In a Circular dated 22nd January, 2020, the Securities and Exchange Board of India (“SEBI”) has informed that the process of Rights Issue has been simplified and streamlined in order to make it more efficient and effective.
This circular is applicable for all rights issues and fast track rights issue where Letter of Offer (“LoF”) is filed with the stock exchanges on or after February 14, 2020.
Earlier, in a Press Release dated 20th November, 2019 it was informed that SEBI had taken the decision to review the Rights Issue Process in order to significantly reduce the timeline for completion of rights issue.
Amendments have been made to the SEBI (Issue of Capital and Disclosure Requirements) Regulations, 2018 and SEBI (Listing Obligations and Disclosure Requirements) Regulations, 2015 (“LODR Regulations”). Accordingly, changes have been made to the Rights Issue Process.
- The time period for advance notice to stock exchange(s) under *Regulation 42(2) of LODR Regulations has been reduced to at least 3 working days (excluding the date of intimation and the record date), for the purpose of rights issue.Previously, the time period of notice was 7 working days.
- Issuance of newspaper advertisement disclosing date of completion of dispatch and intimation of same to the stock exchanges for dissemination on their websites, must be completed by the issuer at least 2 days before the date of opening of the issue.Previously, the time period for newspaper advertisement had to be completed 3 days prior to the date of opening of the issue.
- Introduction of dematerialized Rights Entitlements (REs):
As detailed in the trail mail SEBI has newly introduced the system of rights entitlements in dematerialized form. The new system has to be exercised in the manner mentioned below.
- In the abridged letter of offer, it is the duty of the issuer to disclose the process of credit of rights entitlements in the de-mat account.
- Rights Entitlements must be credited to the de-mat account of eligible shareholders in dematerialised form.
- Physical shareholders are required to provide their de-mat account details to the Issuer / Registrar to the Issue for the credit of Rights Entitlement within 2 days before the issue closing date in order to ensure that credit of rights entitlement in the de-mat account takes place at least 1 day before the issue of closing date.
- Trading of dematerialized REs on stock exchange platform:
The system of trading of dematerialised REs in stock exchange is also a new insertion to the procedure of rights issue.
- Rights Entitlements must be traded on secondary market platform of Stock exchanges, with T+2 rolling settlement, like the equity shares.

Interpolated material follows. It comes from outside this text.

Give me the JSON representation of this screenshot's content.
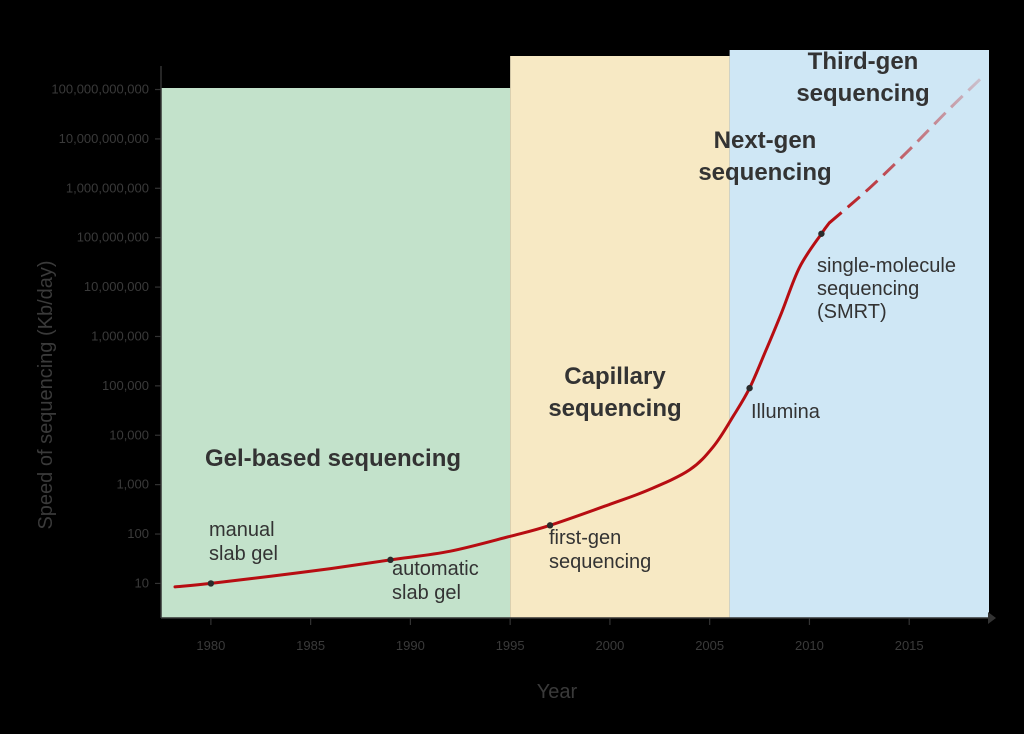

The said activity must commence along with opening of the issue and must close at least 4 days prior to the closure of the rights issue.
- Investors holding Rights Entitlements in dematerialized mode will be able to renounce their entitlements by trading on stock exchange platform or off-market transfer.
Such trades will be settled by transferring dematerialized REs through depository mechanism, in the same manner as done for all other types of securities.
- Payment mode
Payment of all applications for rights issue must be mandatorily made only through Application Supported by Blocked Amount (“ASBA”) facility.
- Shareholders will not be allowed to withdraw after the issue closing date.
Please note that the detailed procedure on the simplified Rights Issue process is laid down in Annexure I of the Circular for due compliance. All entities involved in the Rights Issue process must take necessary steps to ensure compliance with the instant circular including the procedures stated at Annexure I of this circular.
*Regulation 42 (2) of the LODR Regulations states: The listed entity shall give notice in advance of at least seven working days (excluding the date of intimation and the record date)to stock exchange(s) of record date specifying the purpose of the record date:
Provided that in the case of rights issues, the listed entity shall give notice in advance of at least three working days (excluding the date of intimation and the record date).